破約の薔薇が、内側から花弁を開くように疼いた。
痛い。
けれど、昨日までの痛みとは違う。
切り裂くような痛みではない。
誰かの手が、傷の輪郭を確かめているような熱だ。
セシリアが目を開ける。
「痛いですか」
「痛いわ」
私は正直に答えた。
「でも、怖くない」
その瞬間、セシリアの目に涙が浮かんだ。
聖堂医師が記録を書く。
「聖女魔法の暴走なし。聖約痕の締めつけなし。破約の薔薇に軽度共鳴。本人意思に基づく短い祈りでは、教会命令時の反応と異なる」
「つまり」
私が問う。
「祈りそのものが悪いのではありません。命令としての祈りが、彼女を縛っている可能性が高い」
祈れるままでいられるなら、セシリアは自分の信仰まで奪われずに済む。
その違いを、私は見失いたくなかった。
ユーリアが窓辺から静かに言った。
「門の外の教会代理人が、祈祷確認の合図を止めました」
「聞こえていたのね」
「はい。こちらが祈祷姿勢を取らなかったことも見ています」
セシリアの肩がまた固くなる。
私はその前に、机の上の教会書面を裏返した。
「見られているから祈るなら、また命令に戻るわ」
「はい」
「見られていても、祈らない。見られていても、自分のために祈る。
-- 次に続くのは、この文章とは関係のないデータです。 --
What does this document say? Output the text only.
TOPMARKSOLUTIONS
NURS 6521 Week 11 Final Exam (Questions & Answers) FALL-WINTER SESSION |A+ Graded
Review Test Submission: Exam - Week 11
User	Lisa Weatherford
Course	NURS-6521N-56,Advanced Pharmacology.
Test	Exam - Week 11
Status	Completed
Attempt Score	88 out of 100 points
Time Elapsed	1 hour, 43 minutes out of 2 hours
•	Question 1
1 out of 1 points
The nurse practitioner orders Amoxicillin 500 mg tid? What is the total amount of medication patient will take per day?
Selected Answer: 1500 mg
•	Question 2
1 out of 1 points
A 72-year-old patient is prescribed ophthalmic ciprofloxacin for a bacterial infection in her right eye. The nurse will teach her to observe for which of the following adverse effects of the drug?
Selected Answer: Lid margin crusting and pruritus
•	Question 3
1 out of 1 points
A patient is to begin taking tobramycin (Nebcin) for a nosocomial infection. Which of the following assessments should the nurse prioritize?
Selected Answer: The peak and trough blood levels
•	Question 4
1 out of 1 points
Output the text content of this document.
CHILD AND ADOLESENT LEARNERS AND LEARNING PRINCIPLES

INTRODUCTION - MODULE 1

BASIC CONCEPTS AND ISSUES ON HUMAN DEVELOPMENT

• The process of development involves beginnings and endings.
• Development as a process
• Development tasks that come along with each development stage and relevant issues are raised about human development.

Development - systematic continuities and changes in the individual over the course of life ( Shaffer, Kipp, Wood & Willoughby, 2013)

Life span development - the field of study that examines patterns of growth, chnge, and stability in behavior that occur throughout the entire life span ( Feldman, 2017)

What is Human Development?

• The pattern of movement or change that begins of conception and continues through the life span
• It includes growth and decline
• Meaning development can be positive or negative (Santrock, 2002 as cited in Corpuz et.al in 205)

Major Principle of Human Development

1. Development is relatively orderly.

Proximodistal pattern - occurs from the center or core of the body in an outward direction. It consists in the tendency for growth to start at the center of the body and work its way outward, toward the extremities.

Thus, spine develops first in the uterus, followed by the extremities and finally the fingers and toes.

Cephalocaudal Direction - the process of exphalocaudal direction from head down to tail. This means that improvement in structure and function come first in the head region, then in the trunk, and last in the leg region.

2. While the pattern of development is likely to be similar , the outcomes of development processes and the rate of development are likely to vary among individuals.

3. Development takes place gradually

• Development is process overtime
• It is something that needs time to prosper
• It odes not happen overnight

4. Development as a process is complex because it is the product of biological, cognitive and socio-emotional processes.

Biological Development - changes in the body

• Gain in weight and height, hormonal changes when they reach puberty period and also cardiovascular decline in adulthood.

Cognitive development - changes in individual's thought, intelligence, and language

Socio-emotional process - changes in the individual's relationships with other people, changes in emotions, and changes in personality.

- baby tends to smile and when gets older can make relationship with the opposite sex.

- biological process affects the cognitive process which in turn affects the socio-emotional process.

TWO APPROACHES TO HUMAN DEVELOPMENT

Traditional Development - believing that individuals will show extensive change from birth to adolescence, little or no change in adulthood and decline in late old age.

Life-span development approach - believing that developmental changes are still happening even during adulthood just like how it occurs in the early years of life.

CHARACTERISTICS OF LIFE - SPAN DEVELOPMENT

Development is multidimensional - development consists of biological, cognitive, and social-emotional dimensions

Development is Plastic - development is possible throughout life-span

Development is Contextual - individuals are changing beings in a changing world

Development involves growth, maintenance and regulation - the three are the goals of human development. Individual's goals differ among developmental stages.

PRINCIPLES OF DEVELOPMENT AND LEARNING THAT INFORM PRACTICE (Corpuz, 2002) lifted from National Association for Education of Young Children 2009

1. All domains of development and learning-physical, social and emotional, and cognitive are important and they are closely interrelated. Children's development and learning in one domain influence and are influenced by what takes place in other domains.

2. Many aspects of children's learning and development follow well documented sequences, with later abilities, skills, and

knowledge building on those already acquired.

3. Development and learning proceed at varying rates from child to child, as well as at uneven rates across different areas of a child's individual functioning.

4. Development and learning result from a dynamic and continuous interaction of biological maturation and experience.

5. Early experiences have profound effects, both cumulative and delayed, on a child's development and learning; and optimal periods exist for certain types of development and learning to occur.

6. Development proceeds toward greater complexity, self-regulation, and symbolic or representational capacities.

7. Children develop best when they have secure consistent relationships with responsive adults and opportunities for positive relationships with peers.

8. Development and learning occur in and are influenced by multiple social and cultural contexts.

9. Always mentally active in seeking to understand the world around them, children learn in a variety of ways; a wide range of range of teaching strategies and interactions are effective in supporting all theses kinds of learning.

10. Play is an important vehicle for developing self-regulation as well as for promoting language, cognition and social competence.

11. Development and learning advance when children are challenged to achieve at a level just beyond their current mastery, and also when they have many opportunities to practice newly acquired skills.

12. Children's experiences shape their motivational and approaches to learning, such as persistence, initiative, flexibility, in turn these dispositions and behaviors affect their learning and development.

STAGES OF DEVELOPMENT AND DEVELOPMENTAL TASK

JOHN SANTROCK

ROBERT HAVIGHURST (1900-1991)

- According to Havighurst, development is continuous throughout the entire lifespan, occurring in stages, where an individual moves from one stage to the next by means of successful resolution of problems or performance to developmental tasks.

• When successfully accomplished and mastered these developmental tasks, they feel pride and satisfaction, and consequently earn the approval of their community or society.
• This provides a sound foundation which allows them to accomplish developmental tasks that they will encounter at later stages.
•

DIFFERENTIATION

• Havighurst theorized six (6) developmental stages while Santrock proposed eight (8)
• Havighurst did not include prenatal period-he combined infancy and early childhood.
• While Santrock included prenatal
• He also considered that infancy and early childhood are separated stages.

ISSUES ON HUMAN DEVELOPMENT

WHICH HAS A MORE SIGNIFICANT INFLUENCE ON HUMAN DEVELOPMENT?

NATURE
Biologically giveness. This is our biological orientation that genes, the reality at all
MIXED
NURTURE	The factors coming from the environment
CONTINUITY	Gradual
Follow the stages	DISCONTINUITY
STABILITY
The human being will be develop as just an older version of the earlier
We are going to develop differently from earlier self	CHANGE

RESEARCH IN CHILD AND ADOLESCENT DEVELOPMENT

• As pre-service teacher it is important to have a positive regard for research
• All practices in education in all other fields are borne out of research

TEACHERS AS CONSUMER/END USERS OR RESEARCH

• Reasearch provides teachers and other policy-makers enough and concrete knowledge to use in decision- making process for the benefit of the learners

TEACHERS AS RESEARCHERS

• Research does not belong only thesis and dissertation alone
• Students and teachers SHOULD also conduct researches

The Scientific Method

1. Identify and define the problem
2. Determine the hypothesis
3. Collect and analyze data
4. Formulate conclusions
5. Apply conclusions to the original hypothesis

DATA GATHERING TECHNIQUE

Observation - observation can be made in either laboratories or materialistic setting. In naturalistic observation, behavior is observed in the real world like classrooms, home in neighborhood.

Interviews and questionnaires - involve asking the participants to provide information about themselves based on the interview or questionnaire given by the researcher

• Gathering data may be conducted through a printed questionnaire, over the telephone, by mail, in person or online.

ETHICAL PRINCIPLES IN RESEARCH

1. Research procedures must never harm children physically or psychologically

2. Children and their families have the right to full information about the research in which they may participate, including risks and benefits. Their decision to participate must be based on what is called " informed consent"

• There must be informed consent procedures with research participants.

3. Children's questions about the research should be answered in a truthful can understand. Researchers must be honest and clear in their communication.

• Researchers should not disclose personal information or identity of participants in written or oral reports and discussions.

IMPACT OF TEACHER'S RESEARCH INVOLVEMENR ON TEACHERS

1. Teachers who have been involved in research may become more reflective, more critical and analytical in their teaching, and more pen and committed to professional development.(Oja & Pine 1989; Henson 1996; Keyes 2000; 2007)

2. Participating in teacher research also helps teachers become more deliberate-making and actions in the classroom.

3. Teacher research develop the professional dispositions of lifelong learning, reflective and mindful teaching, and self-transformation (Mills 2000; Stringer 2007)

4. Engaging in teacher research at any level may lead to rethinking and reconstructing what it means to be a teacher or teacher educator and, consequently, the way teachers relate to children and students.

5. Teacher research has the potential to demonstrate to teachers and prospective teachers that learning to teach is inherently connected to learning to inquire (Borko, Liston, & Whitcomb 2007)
そのどちらも選択です」
セシリアは自分の手を見た。
指先には、祈り布の跡がまだ薄く残っている。
何度も握り、何度もほどけなかった布の跡だ。
セシリアは枕元に置いた白い布へ手を伸ばしかけ、途中で止めた。
「今日は、持たないで祈らない練習をしてもいいですか」
「もちろん」
布を持たないこと。
それだけで、彼女の肩から見えない手が一つ離れた気がした。
聖堂医師はその選択も記録した。
祈り布なし。
祈祷姿勢なし。
本人意思、確認中。
簡素な三行が、教会の長い祈祷文より今のセシリアに似合っていた。
「祈らないことまで、祈りに見張られていたのですね」
「だから、今日は見張り返しましょう」
私は窓を半分だけ開けた。
鈴の余韻と薔薇の香りが、同じ風に混じった。
セシリアは窓の外を見る。
教会の鈴の余韻は、まだ耳に残っている。
けれどもう、同じ音には聞こえなかった。
「わたし、祈りが嫌いになりたくありません」
「ええ」
「でも、命令される祈りは嫌です」
その「嫌」は、はっきり出た。
聖印は赤くならない。
私は微笑んだ。
「記録しましょう」
セシリアも小さく頷く。
その時、門の外で黒い馬車の扉が閉まる音が響く。
王宮の使者が新しい書面を持ってきた。
正式な聴聞の時刻は、午後。
確認事項の最初には、こう書かれていた。
王太子の隣へ戻る意思を、口頭で答えること。
セシリアは書面を見て、私の手を取った。
「祈りは命令ではありません」
彼女は言った。
「なら、答えも命令ではありません」
午後の光が、薔薇の客間へ差し込む。
逃げ場のない問いが、もうすぐ来る。
けれどセシリアは、その問いを見ていた。